DUSHANBE, August 25, 2008, Asia-Plus  -- An international conference, formally titled “Climate Change and Landscape Evolution in the Central Asian Mountains and the Surrounding Basins: Past, Present and Future,” has opened in Dushanbe.

According to Tajikistan’s Academy of Sciences, the conference, staged by Bairoit University, Germany under support of the German Ministry of Foreign Affairs, is held in memory of the 80th anniversary of the German-Russian Alay/ Pamir Expedition in 1928.

In 1928 the interdisciplinary German-Russian Alay/Pamir Expedition took place. It was a milestone in the German-Russian scientific collaboration including specialists in geology, physical and cultural geography, photogrammetry and mountaineering.  One of the outstanding results was the first detailed topographic map of the high mountain ecosystems of the Northern Pamir and Alay prepared by Richard Finsterwalder from the Technical University in Munich.
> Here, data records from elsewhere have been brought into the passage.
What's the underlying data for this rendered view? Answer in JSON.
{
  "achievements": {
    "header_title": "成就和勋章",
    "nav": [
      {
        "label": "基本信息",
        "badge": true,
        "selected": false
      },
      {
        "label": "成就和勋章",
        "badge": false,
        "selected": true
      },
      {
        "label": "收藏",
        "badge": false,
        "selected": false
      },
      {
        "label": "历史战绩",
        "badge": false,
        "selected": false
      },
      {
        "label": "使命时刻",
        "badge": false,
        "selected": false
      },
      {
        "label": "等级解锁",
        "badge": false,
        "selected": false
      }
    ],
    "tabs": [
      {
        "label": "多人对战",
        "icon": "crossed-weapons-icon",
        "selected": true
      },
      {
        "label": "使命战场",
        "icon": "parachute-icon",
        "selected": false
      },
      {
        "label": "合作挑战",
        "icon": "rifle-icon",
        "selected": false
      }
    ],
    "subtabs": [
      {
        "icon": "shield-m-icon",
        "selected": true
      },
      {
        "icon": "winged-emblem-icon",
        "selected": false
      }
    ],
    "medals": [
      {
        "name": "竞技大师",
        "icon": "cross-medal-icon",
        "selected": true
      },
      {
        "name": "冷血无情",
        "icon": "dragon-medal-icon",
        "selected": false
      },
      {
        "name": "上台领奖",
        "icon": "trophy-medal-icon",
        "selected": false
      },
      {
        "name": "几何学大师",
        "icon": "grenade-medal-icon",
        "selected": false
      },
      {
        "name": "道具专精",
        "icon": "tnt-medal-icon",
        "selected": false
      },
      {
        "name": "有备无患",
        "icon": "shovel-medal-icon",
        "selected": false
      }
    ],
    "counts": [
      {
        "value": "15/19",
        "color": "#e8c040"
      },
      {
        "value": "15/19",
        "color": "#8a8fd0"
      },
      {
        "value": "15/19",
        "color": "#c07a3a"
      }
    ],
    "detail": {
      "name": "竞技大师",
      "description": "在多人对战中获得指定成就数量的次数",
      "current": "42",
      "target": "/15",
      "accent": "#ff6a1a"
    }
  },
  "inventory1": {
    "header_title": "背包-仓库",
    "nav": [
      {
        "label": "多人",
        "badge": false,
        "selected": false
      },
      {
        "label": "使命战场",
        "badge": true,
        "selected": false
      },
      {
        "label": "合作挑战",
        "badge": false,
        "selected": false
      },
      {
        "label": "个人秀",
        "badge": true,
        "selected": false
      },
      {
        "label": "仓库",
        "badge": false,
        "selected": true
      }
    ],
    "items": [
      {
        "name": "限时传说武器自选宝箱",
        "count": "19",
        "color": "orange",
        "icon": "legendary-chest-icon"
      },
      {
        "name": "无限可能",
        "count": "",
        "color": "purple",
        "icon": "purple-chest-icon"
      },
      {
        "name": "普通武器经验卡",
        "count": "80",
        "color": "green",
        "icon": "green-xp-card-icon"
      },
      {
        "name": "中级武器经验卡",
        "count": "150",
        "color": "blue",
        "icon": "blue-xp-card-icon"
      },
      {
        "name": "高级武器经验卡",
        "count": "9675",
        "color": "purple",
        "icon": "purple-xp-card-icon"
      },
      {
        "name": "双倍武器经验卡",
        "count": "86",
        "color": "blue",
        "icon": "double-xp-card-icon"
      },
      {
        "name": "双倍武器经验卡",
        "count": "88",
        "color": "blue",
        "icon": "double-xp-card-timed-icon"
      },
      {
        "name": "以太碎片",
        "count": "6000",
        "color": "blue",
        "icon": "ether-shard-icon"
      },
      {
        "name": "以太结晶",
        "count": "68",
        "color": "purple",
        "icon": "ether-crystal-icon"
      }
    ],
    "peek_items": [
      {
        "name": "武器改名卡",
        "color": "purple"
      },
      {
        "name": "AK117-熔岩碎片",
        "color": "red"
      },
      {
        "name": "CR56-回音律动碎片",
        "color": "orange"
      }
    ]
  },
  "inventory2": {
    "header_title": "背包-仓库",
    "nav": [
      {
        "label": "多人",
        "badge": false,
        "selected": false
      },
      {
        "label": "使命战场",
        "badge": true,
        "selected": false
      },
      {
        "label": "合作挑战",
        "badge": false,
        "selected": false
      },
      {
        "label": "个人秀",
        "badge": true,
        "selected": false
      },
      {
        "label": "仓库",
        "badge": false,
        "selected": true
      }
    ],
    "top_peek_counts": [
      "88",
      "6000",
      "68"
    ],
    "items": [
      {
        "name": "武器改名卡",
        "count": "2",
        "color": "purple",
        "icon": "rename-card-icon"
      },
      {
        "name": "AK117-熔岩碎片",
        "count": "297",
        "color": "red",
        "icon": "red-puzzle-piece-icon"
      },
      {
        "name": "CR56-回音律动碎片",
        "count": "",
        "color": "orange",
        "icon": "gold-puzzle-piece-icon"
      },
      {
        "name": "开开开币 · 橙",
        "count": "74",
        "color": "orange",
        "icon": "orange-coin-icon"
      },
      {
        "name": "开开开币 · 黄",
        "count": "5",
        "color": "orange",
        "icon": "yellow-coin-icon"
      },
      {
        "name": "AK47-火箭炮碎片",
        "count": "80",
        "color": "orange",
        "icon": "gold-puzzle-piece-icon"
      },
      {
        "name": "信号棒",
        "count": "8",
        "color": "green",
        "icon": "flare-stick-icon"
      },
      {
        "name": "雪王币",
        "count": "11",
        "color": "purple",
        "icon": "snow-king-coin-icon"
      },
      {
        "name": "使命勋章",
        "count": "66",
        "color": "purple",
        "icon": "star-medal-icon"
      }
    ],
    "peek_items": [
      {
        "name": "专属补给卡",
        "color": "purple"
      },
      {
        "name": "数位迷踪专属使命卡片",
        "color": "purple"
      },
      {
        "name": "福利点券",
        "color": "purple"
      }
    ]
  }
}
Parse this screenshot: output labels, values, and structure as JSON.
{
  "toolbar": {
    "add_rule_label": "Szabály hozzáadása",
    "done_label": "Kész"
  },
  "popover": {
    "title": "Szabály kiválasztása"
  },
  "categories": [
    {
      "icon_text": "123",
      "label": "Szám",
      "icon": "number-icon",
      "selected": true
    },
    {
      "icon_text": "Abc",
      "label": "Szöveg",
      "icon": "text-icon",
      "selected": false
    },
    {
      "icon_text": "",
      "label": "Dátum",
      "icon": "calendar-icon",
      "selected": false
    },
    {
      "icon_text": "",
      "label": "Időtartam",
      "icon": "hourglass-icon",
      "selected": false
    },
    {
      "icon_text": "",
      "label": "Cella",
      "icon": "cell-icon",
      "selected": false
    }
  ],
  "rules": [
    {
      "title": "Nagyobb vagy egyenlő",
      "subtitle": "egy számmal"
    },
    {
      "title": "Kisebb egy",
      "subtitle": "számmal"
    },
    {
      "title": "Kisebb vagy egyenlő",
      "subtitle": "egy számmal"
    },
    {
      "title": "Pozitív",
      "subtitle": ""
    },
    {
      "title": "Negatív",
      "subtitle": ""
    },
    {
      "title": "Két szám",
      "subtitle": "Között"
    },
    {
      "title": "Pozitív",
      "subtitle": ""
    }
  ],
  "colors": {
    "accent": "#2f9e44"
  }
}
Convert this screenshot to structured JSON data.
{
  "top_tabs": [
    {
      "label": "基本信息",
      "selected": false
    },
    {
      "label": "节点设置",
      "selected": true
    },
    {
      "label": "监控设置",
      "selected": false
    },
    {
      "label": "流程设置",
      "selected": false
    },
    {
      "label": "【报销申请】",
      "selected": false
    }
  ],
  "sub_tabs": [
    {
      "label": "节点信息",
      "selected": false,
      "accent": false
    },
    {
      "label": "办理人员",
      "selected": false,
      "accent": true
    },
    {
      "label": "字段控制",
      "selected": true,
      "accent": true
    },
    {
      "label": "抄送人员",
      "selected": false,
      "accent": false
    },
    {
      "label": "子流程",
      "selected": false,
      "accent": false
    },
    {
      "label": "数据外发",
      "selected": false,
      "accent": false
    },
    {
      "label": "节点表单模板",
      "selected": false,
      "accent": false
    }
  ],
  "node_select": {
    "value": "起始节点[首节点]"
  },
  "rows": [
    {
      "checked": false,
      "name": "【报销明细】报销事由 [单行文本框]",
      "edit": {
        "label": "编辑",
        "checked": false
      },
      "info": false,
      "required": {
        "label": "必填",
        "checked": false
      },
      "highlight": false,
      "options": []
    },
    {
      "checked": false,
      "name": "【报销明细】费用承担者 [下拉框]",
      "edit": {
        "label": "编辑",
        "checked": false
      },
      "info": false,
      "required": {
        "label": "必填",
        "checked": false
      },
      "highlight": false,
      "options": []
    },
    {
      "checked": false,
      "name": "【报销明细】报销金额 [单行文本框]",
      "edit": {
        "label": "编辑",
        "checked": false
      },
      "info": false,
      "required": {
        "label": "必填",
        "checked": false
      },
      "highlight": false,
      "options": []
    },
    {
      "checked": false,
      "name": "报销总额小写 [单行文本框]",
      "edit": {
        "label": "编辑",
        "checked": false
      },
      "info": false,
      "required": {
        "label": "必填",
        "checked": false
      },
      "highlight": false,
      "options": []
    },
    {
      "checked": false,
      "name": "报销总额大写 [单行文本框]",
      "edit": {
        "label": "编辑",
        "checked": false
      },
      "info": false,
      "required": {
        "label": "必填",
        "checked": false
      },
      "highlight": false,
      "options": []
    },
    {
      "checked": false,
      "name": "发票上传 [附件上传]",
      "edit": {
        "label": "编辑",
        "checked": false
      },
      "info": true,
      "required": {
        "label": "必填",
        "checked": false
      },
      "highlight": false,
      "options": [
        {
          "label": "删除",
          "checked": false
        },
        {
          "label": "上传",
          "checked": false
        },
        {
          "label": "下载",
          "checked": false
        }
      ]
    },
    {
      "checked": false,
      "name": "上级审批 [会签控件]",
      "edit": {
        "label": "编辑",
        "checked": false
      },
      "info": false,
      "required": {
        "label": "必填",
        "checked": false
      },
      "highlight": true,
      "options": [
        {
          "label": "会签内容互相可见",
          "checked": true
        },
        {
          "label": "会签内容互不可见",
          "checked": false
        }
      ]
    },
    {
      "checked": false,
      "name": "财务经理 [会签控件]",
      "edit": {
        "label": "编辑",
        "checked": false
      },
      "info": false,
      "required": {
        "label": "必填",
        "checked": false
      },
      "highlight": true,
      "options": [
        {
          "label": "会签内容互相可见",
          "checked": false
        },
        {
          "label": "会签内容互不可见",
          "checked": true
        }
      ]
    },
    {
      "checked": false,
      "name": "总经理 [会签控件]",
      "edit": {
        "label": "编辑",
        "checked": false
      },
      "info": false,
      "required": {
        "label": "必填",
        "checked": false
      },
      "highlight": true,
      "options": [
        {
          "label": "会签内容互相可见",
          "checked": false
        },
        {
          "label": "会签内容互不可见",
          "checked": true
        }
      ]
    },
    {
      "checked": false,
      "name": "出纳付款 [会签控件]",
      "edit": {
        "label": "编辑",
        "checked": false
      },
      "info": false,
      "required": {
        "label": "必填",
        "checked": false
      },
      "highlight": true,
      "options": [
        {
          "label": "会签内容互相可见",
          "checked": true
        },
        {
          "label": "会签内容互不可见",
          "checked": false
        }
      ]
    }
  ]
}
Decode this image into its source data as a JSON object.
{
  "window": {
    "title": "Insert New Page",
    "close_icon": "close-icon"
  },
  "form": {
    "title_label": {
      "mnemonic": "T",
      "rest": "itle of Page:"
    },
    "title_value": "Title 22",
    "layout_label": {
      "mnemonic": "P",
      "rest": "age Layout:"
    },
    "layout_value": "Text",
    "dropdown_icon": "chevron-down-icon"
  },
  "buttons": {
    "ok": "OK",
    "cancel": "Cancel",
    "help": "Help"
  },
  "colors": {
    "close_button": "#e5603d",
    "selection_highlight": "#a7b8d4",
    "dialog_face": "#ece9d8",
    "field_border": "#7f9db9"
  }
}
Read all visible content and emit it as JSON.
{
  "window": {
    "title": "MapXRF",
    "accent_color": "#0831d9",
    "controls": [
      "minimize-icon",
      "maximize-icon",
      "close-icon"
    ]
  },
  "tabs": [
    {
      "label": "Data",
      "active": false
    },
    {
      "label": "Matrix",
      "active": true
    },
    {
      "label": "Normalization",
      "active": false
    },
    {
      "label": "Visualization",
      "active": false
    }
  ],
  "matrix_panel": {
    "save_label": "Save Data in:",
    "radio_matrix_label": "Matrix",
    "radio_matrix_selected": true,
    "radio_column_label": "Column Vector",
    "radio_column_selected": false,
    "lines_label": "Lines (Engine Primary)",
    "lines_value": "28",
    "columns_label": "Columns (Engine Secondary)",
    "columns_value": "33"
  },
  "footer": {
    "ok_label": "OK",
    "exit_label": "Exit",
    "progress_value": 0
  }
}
The source at the Academy of Sciences said that the conference is considering the issues related to the state of knowledge concerning the Late Quaternary landscape evolution, climate change and its possible effects on land use systems and the socio-economic development in these ecologically highly sensitive mountain ecosystems.  This seems particularly important because the region lies at the transition zone between two large-scale atmospheric circulation systems, the mid-latitude Westerlies and the Indian Summer Monsoon, each with varying intensities in the past.

The political and socio-economic changes during the last two decades have drastically changed the land use systems and the pressure on the natural resources.  Given the current climate change scenarios, it is important to investigate future options for sustainable socio-economic development and eco-management.